How is Marlo Thomas connected to St. Jude Children’s Research Hospital? St. Jude was founded by her father, Danny Thomas, in 1962. After his passing, Marlo Thomas took over as National Outreach Director and has spent decades raising funds, awareness, and public support for the hospital’s mission to treat childhood cancer regardless of a family’s ability to pay.
Did Marlo Thomas win the Presidential Medal of Freedom? Yes — President Barack Obama awarded Marlo Thomas the Presidential Medal of Freedom in 2014. The honor recognized her combined contributions to American entertainment and humanitarian work, making her one of a small group of individuals recognized for exceptional achievement in both fields.

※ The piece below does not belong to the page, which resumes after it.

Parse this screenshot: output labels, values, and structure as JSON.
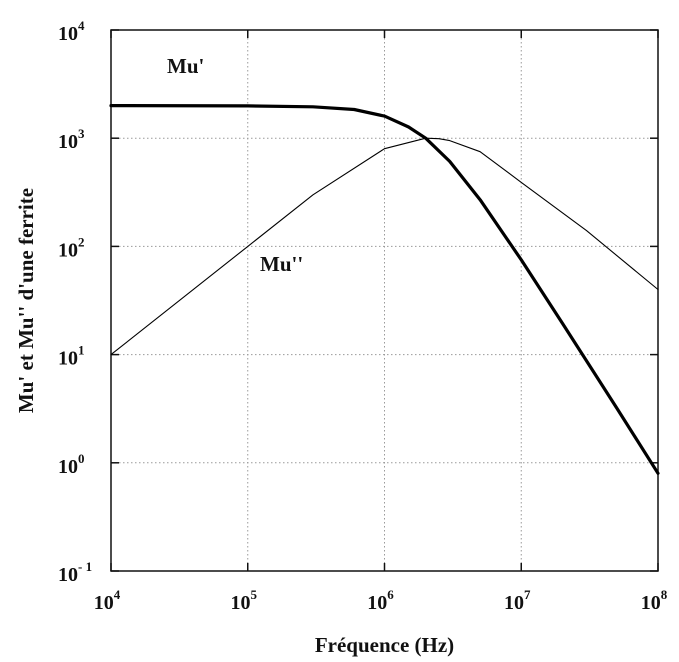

What was Free to Be… You and Me and why did it matter? Free to Be… You and Me was a 1972 album and television special produced by Marlo Thomas that challenged gender stereotypes for children. It won both a Grammy and an Emmy Award, reached millions of households, and is still considered a landmark piece of children’s media that changed how a generation thought about identity and possibility.
How long have Marlo Thomas and Phil Donahue been married? Marlo Thomas and Phil Donahue married on May 21, 1980, making their marriage over 45 years long as of 2025. Both have spoken publicly about the fact that mutual respect and genuine independence within the relationship have been key to its longevity.
What Her Story Actually Teaches Us
Marlo Thomas spent her career proving that you don’t have to shrink yourself to fit someone else’s expectations — not on television, not in philanthropy, not in marriage.
She built something with That Girl that didn’t exist before she arrived. She carried her father’s dream forward at St. Jude and made it bigger and more impactful than he could have managed alone. She wrote books that actually helped people. She raised a family while doing all of it.
If you’re looking for a role model who doesn’t require you to believe in perfection — just persistence — Marlo Thomas is one of the most honest examples you’ll find.
Her life isn’t a fairytale. It’s a blueprint.
Take another look at how she handled creative control, how she chose to walk away from success when success was compromising her values, and how she showed up for St. Jude year after year without fanfare. Then ask yourself: what would you do differently if you borrowed even a little of that approach?